Acaso aquellas democracias asamblearias permitían estos mecanismos de control, aunque extralimitándose no pocas veces. Los controles hoy están en la división de poderes: legislativo, ejecutivo y judicial, tal como los enunció Montesquieu en su tratado político, y perfeccionaron otros pensadores, aunque los inviolables, léase monarcas, legisladores, gobernantes, gozan de la prebenda, salvo que el Parlamento les levante la gracia, pero con todo se precisa un porcentaje elevado de votos para hacerlo, un casi imposible en un Parlamento multicolor.

Roma, entiéndase la República romana, no el Imperio, contenía mecanismos de duración y control, aunque sólo reservadas aquellas elecciones asamblearias del Foro donde se votaba por tribus con electores a tenor de su riqueza en tierras o de familias fundadoras de la Urbe, los llamados patricios, quienes nombraban los más altos cargos, en este caso senadores, o cónsules, por un año solamente, uno para asuntos internos y otro para externos, quienes cesaban cumplido el plazo. En casos de emergencia, incluso podría nombrar el Senado un dictador para que unificase el mando, pero, ojo: para afrontar un peligro determinado, por el tiempo establecido, con rendición de cuentas. Lo cierto es que en la República aparecieron los doce tiranos, que fueron aquellos prominentes por su saber que fueron a Grecia para copiar sus códigos legislativos y luego se gustaron para ostentar el poder; ya en el eclipse republicano, los dictadores que se aferraron al poder olvidándose de su interinidad, Mario y Sila, y después los triunviratos, el primero: César, Pompeyo y Craso, y el segundo el de Octavio (que tomó el nombre de Augusto, emperador después), con Marco Antonio y Lépido. Fue un exceso que devino en un Imperium y que estaba destinado a desaparecer, aunque durase cinco siglos y se nos llenase la boca con la palabra imperio romano cuando toda la romanidad se forja en los orígenes, República, y en una duración del Imperium que solo el buen hacer de algunos eximios de entre los emperadores, que capaces fueron de retrasar la caída, e incluso ampliaron las fronteras. Como se ve los romanos nunca aplicaron el ostracismo, se dotaron de leyes, pero eso no evitó los gobiernos unipersonales, y el más despótico, el de los emperadores.

Las cunas de la civilización: Grecia y Roma no estuvieron exentas de tiranías, dictadores, emperadores y demás ralea. Las sociedades modernas pueden caer en estas aberraciones de la cosa pública, incluso partiendo del voto popular o manipulado.
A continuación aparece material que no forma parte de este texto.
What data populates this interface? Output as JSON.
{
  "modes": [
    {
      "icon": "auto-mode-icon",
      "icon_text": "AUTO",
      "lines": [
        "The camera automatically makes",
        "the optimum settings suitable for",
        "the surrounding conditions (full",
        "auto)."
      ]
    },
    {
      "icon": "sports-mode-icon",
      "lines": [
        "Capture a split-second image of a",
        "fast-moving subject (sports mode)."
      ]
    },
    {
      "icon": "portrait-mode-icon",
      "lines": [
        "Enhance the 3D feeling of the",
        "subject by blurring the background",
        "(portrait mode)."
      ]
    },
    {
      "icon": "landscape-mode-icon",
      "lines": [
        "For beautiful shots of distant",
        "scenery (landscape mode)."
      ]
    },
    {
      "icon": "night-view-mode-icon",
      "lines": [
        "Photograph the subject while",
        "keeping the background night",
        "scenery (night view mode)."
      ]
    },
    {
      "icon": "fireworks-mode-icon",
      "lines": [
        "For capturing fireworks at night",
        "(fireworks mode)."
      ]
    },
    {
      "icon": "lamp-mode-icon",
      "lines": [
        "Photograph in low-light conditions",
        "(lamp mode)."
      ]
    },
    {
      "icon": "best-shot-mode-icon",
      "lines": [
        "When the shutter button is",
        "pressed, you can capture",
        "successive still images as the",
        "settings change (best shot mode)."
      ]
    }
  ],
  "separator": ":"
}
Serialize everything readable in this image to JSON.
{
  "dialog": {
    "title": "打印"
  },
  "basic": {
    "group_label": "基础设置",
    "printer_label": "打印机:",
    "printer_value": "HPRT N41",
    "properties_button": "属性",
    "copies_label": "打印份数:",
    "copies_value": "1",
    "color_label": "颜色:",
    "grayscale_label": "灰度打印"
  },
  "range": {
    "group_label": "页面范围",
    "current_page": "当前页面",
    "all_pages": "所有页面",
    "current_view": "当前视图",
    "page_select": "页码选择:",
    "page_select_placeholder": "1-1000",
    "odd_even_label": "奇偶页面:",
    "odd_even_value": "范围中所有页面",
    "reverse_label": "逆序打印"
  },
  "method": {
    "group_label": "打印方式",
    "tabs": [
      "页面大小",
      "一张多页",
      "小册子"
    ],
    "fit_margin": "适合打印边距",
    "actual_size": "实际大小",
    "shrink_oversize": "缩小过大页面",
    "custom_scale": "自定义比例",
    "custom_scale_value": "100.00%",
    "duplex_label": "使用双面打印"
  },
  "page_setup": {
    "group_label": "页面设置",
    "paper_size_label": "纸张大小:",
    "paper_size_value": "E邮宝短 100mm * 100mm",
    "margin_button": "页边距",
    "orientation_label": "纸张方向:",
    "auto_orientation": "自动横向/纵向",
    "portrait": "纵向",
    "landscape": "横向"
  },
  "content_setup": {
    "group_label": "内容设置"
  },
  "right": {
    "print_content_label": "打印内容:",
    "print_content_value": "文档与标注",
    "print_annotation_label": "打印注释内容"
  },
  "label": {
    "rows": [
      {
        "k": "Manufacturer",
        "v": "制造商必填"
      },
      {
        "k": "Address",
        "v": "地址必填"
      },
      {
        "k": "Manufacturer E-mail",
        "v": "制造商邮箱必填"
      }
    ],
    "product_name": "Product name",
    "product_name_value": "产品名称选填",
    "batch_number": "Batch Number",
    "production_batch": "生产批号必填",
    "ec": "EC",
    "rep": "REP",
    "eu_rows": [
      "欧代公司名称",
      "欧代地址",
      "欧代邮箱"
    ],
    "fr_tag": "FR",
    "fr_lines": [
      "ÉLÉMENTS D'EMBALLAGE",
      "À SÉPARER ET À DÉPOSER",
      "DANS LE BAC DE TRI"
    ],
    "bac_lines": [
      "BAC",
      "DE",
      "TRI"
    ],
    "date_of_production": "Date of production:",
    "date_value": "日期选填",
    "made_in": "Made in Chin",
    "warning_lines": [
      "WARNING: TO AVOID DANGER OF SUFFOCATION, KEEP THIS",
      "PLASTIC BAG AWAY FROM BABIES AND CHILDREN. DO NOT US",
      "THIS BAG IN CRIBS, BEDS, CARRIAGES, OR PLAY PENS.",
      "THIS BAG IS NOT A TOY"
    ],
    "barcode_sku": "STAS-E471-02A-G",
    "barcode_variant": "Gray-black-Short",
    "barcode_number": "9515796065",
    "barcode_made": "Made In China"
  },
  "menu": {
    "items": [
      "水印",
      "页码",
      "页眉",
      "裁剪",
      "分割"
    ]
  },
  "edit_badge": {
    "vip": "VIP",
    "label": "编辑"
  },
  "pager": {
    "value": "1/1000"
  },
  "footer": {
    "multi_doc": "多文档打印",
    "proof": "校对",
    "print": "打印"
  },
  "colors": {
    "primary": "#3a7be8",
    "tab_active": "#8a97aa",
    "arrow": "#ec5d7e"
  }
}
Deberían desprenderse primeramente de todo signo de realeza como ya hicieron los antiguos. Todo lo que no sea votado no tiene validez en la cosa pública. La realeza es una forma de aceptar piramidalmente la autoridad, aunque ahora sea nominal, de boato y besamanos y acaso moral, dudosa casi siempre, y que se reviste de constitucional.

Nunca es el momento para enviar a monarcas al exilio o al cese de sus funciones, nunca es el momento oportuno: ayer, ahora, más tarde. Los políticos demandados sobre tal extremo por los medios televisivos, juegan a perpetuar, por conveniencia, a esa institución periclitada y nefanda a lo largo de su historia, de la que solo el boato, aunque éste sustituido por ausencia de tronos, de coronas, de capas, de púrpuras…pero restan los símbolos de poder como los uniformes militares, que ya dan que pensar en un aquí mando yo. La sociedad vive ajena a estos reinados, pero a los políticos, y pocos habrá que los rechacen salvo los periféricos, se llenan de monarquía hasta la náusea. Habrá que establecer una ostraka, porque no habrá otra manera de echarlos, pero ¿dónde se hallarían ciudadanos capaces de inscribir su nombre en grabado u hoja de papel, o ekklesia o asamblea que lo refrende? Y, además, habría el peligro de que se les levantara el destierro y que la nostalgia de la púrpura los reclamase, como ya continuamente acaeció. Un dilema, indescifrable aun para el más cualificado de los oráculos emitidos por Apolo en su templo de Delfos.